Cornelisz detestaba esas reuniones, en las que no podía hablar con nadie sobre el tema que le interesaba a él, de modo que siempre se sentía de más y fuera de lugar. En el pasado, ya habían supuesto correr baquetas. Es verdad que los amigos de su padre le palmeaban amistosamente la espalda y charlaban con él, le preguntaban por sus preferencias y progresos, incluso reían y chanceaban con él hasta que llegaba el momento en el que le hacían un auténtico examen. ¡Y ese momento siempre llegaba! Y también esa vez: el concejal Schulte lo había interrogado sobre las pesas y medidas de Hesse y todo acabó como era de esperar. Entonces, cuando buscó la mirada de su padre, ruborizado y tartamudeando, este desvió la suya y lo dejó en ascuas.

«Allí donde otros padres tienen el corazón —pensó Cornelisz y no por primera vez—, el mío tiene una voluntad».
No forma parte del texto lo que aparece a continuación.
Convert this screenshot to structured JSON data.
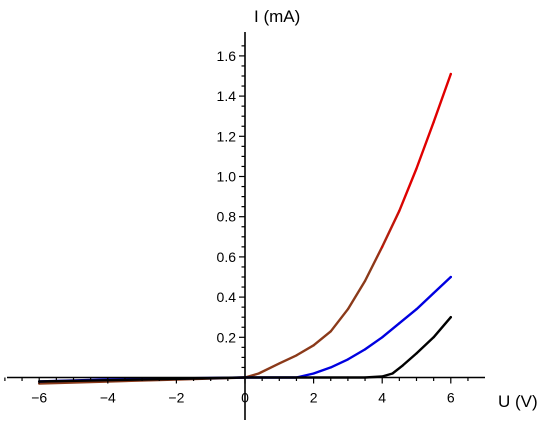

—Has de ser preciso, decidido y rápido, y tomar las medidas necesarias sin titubear —era una de las frases preferidas de su padre. Para él solo eran palabras vacías, pero su padre vivía y actuaba según ellas. ¿Cómo sería eso de saber siempre qué había que hacer?
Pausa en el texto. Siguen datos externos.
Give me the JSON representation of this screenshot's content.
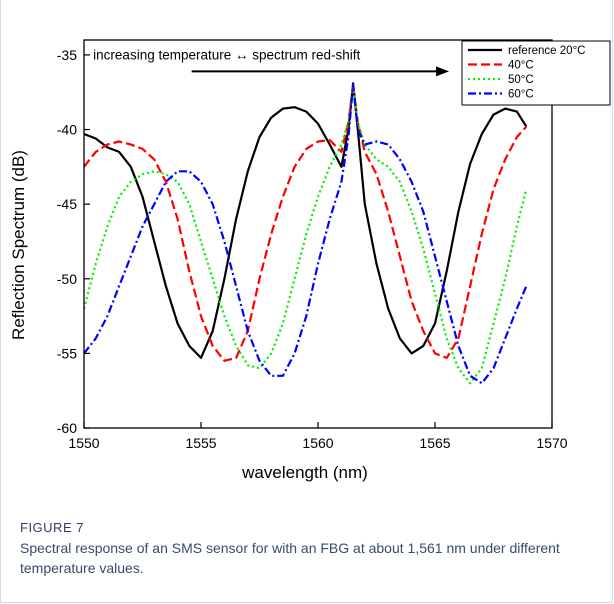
{
  "caption": {
    "label": "FIGURE 7",
    "text": "Spectral response of an SMS sensor for with an FBG at about 1,561 nm under different temperature values."
  },
  "chart_data": {
    "type": "line",
    "title": "",
    "xlabel": "wavelength (nm)",
    "ylabel": "Reflection Spectrum (dB)",
    "xlim": [
      1550,
      1570
    ],
    "ylim": [
      -60,
      -34
    ],
    "xticks": [
      1550,
      1555,
      1560,
      1565,
      1570
    ],
    "yticks": [
      -60,
      -55,
      -50,
      -45,
      -40,
      -35
    ],
    "grid": false,
    "legend_position": "top-right",
    "annotations": [
      {
        "text": "increasing temperature ↔ spectrum red-shift",
        "x": 1556.1,
        "y": -35.3,
        "arrow_to_x": 1565.6
      }
    ],
    "series": [
      {
        "name": "reference 20°C",
        "color": "#000000",
        "style": "solid",
        "points": [
          [
            1550,
            -40.3
          ],
          [
            1550.5,
            -40.6
          ],
          [
            1551,
            -41.2
          ],
          [
            1551.5,
            -41.5
          ],
          [
            1552,
            -42.5
          ],
          [
            1552.5,
            -44.5
          ],
          [
            1553,
            -47.5
          ],
          [
            1553.5,
            -50.5
          ],
          [
            1554,
            -53
          ],
          [
            1554.5,
            -54.5
          ],
          [
            1555,
            -55.3
          ],
          [
            1555.5,
            -53.5
          ],
          [
            1556,
            -50
          ],
          [
            1556.5,
            -46
          ],
          [
            1557,
            -42.8
          ],
          [
            1557.5,
            -40.5
          ],
          [
            1558,
            -39.2
          ],
          [
            1558.5,
            -38.6
          ],
          [
            1559,
            -38.5
          ],
          [
            1559.5,
            -38.8
          ],
          [
            1560,
            -39.6
          ],
          [
            1560.5,
            -41
          ],
          [
            1561,
            -42.5
          ],
          [
            1561.3,
            -40
          ],
          [
            1561.5,
            -36.9
          ],
          [
            1561.7,
            -40
          ],
          [
            1562,
            -45
          ],
          [
            1562.5,
            -49
          ],
          [
            1563,
            -52
          ],
          [
            1563.5,
            -54
          ],
          [
            1564,
            -55
          ],
          [
            1564.5,
            -54.5
          ],
          [
            1565,
            -53
          ],
          [
            1565.5,
            -49.5
          ],
          [
            1566,
            -45.5
          ],
          [
            1566.5,
            -42.3
          ],
          [
            1567,
            -40.3
          ],
          [
            1567.5,
            -39
          ],
          [
            1568,
            -38.6
          ],
          [
            1568.5,
            -38.8
          ],
          [
            1568.9,
            -39.8
          ]
        ]
      },
      {
        "name": "40°C",
        "color": "#ff0000",
        "style": "dashed",
        "points": [
          [
            1550,
            -42.5
          ],
          [
            1550.5,
            -41.5
          ],
          [
            1551,
            -41
          ],
          [
            1551.5,
            -40.8
          ],
          [
            1552,
            -41
          ],
          [
            1552.5,
            -41.3
          ],
          [
            1553,
            -42
          ],
          [
            1553.5,
            -43.5
          ],
          [
            1554,
            -46
          ],
          [
            1554.5,
            -49.5
          ],
          [
            1555,
            -52.5
          ],
          [
            1555.5,
            -54.5
          ],
          [
            1556,
            -55.5
          ],
          [
            1556.5,
            -55.3
          ],
          [
            1557,
            -53.5
          ],
          [
            1557.5,
            -50
          ],
          [
            1558,
            -47
          ],
          [
            1558.5,
            -44.5
          ],
          [
            1559,
            -42.5
          ],
          [
            1559.5,
            -41.3
          ],
          [
            1560,
            -40.8
          ],
          [
            1560.5,
            -40.7
          ],
          [
            1561,
            -41.5
          ],
          [
            1561.3,
            -39.5
          ],
          [
            1561.5,
            -37
          ],
          [
            1561.7,
            -39.5
          ],
          [
            1562,
            -41.5
          ],
          [
            1562.5,
            -43
          ],
          [
            1563,
            -45.5
          ],
          [
            1563.5,
            -48.5
          ],
          [
            1564,
            -51.5
          ],
          [
            1564.5,
            -53.5
          ],
          [
            1565,
            -55
          ],
          [
            1565.5,
            -55.3
          ],
          [
            1566,
            -54
          ],
          [
            1566.5,
            -50.5
          ],
          [
            1567,
            -47
          ],
          [
            1567.5,
            -44
          ],
          [
            1568,
            -42
          ],
          [
            1568.5,
            -40.5
          ],
          [
            1568.9,
            -39.8
          ]
        ]
      },
      {
        "name": "50°C",
        "color": "#00ee00",
        "style": "dotted",
        "points": [
          [
            1550,
            -52
          ],
          [
            1550.5,
            -49
          ],
          [
            1551,
            -46.5
          ],
          [
            1551.5,
            -44.5
          ],
          [
            1552,
            -43.5
          ],
          [
            1552.5,
            -43
          ],
          [
            1553,
            -42.8
          ],
          [
            1553.5,
            -43
          ],
          [
            1554,
            -43.5
          ],
          [
            1554.5,
            -45
          ],
          [
            1555,
            -47.5
          ],
          [
            1555.5,
            -50
          ],
          [
            1556,
            -52.5
          ],
          [
            1556.5,
            -54.5
          ],
          [
            1557,
            -55.8
          ],
          [
            1557.5,
            -56
          ],
          [
            1558,
            -55
          ],
          [
            1558.5,
            -53
          ],
          [
            1559,
            -50
          ],
          [
            1559.5,
            -47
          ],
          [
            1560,
            -44.5
          ],
          [
            1560.5,
            -42.5
          ],
          [
            1561,
            -41
          ],
          [
            1561.3,
            -39.5
          ],
          [
            1561.5,
            -37
          ],
          [
            1561.7,
            -39.5
          ],
          [
            1562,
            -41
          ],
          [
            1562.5,
            -42
          ],
          [
            1563,
            -42.5
          ],
          [
            1563.5,
            -43.5
          ],
          [
            1564,
            -45.5
          ],
          [
            1564.5,
            -48
          ],
          [
            1565,
            -51
          ],
          [
            1565.5,
            -54
          ],
          [
            1566,
            -56
          ],
          [
            1566.5,
            -57
          ],
          [
            1567,
            -56
          ],
          [
            1567.5,
            -53
          ],
          [
            1568,
            -50
          ],
          [
            1568.5,
            -46.5
          ],
          [
            1568.9,
            -44
          ]
        ]
      },
      {
        "name": "60°C",
        "color": "#0000ff",
        "style": "dash-dot",
        "points": [
          [
            1550,
            -55
          ],
          [
            1550.5,
            -54
          ],
          [
            1551,
            -52.5
          ],
          [
            1551.5,
            -50.5
          ],
          [
            1552,
            -48.5
          ],
          [
            1552.5,
            -46.5
          ],
          [
            1553,
            -45
          ],
          [
            1553.5,
            -43.5
          ],
          [
            1554,
            -42.8
          ],
          [
            1554.5,
            -42.8
          ],
          [
            1555,
            -43.5
          ],
          [
            1555.5,
            -45
          ],
          [
            1556,
            -47.5
          ],
          [
            1556.5,
            -50.5
          ],
          [
            1557,
            -53.5
          ],
          [
            1557.5,
            -55.5
          ],
          [
            1558,
            -56.5
          ],
          [
            1558.5,
            -56.5
          ],
          [
            1559,
            -55
          ],
          [
            1559.5,
            -52.5
          ],
          [
            1560,
            -49
          ],
          [
            1560.5,
            -46
          ],
          [
            1561,
            -43.5
          ],
          [
            1561.3,
            -40.5
          ],
          [
            1561.5,
            -37
          ],
          [
            1561.7,
            -40
          ],
          [
            1562,
            -41
          ],
          [
            1562.5,
            -40.8
          ],
          [
            1563,
            -41
          ],
          [
            1563.5,
            -42
          ],
          [
            1564,
            -43.5
          ],
          [
            1564.5,
            -45.5
          ],
          [
            1565,
            -48.5
          ],
          [
            1565.5,
            -51.5
          ],
          [
            1566,
            -54.5
          ],
          [
            1566.5,
            -56.5
          ],
          [
            1567,
            -57
          ],
          [
            1567.5,
            -56
          ],
          [
            1568,
            -54
          ],
          [
            1568.5,
            -52
          ],
          [
            1568.9,
            -50.5
          ]
        ]
      }
    ]
  }
}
Ese viaje también resultaba excitante para Cornelisz en el mejor sentido de la palabra, puesto que le ofrecía la oportunidad de estudiar los colores del mar embravecido con la mirada de un pintor. Verde azulado, gris verdoso, azul grisáceo atravesado por estrías, vetas y velos amarillentos y blancos… ¡unos matices nunca vistos con anterioridad! Pese al temor que le infundía el océano infinito, no lograba despegar la vista del espectáculo fascinante que cambiaba con cada ola y a veces reflejaba el claro azul del cielo en cada gota. ¿Dónde acababa el agua y empezaba el cielo? Allí, donde creyó vislumbrar el horizonte, la separación entre ambos elementos matizados de gris resultaba irreconocible, todo se movía y se volvía borroso.
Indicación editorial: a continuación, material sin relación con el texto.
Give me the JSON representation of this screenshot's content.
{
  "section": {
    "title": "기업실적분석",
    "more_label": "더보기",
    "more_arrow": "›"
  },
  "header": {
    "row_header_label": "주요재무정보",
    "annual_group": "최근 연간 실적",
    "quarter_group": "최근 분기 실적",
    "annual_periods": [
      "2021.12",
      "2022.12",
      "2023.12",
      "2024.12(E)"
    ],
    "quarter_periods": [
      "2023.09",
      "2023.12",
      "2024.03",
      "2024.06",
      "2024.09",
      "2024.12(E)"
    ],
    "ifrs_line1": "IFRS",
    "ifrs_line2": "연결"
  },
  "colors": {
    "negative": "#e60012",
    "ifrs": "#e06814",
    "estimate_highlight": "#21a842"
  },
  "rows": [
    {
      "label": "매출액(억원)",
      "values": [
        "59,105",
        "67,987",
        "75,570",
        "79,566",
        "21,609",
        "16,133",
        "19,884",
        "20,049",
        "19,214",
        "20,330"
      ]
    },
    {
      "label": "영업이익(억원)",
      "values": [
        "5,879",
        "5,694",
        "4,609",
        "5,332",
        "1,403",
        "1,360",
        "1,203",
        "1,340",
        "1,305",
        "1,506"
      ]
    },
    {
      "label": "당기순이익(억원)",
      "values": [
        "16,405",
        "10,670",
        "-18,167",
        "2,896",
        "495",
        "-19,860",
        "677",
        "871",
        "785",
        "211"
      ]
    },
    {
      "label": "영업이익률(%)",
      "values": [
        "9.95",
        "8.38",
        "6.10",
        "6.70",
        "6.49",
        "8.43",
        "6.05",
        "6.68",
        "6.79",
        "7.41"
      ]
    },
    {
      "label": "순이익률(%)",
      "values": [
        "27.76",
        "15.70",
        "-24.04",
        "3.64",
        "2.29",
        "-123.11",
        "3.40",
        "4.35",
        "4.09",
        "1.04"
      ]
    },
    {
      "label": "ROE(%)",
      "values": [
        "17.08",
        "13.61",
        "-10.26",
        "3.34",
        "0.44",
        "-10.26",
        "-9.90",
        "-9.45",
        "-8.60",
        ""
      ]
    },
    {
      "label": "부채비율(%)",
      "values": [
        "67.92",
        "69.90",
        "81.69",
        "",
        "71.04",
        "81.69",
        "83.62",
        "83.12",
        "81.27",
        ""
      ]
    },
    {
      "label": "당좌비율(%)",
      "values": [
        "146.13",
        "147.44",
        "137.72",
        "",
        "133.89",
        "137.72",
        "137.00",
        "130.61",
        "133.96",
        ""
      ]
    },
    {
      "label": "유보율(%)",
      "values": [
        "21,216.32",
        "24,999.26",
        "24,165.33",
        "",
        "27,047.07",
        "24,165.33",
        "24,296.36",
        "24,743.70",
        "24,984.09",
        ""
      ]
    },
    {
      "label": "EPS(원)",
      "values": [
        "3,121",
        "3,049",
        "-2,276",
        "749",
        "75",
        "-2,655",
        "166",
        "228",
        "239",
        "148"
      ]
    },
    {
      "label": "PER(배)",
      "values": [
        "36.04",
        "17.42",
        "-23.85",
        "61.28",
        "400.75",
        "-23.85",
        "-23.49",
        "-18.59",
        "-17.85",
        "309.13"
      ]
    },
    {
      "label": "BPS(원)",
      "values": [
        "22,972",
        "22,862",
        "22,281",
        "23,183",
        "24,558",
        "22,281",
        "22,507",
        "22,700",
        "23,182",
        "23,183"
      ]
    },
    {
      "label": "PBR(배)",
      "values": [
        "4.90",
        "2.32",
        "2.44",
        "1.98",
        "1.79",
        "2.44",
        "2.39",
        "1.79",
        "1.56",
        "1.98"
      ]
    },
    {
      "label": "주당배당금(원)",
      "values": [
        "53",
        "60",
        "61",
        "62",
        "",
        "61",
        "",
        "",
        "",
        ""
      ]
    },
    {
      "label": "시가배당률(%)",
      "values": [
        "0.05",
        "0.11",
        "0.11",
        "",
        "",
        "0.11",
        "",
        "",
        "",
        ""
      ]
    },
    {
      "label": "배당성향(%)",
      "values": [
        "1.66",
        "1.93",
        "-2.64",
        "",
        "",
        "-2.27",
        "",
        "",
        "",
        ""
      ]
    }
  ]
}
Una vez más, las enormes olas que se elevaban y rompían cubiertas de espuma atraían su mirada: esa abundancia de matices no guardaba ninguna relación con los pálidos colores del río Schelde. Su propia selección de pigmentos, bastante pobre por cierto, jamás alcanzaría para cautivar ni un pequeño fragmento del mar salvaje, sobre todo le faltaban el azur, el lapislázuli y la malaquita. Pero incluso si las posibilidades ofrecidas por su paleta fueran suficientes y diera con los colores idóneos, ignoraba si sería capaz de representar el poderío de las aguas. Quizá carecía del talento suficiente. Por ejemplo: ¿acaso sabía manejar el pincel para imitar el movimiento de las olas o de aquel resplandor que se abría paso entre las nubes?

—He de hablar contigo, Cornelisz.

La voz de su padre lo arrancó de sus cavilaciones. Desprendió la mirada de las olas, se abrió paso a través de la cubierta hasta el camarote de popa y cerró la puerta detrás de sí.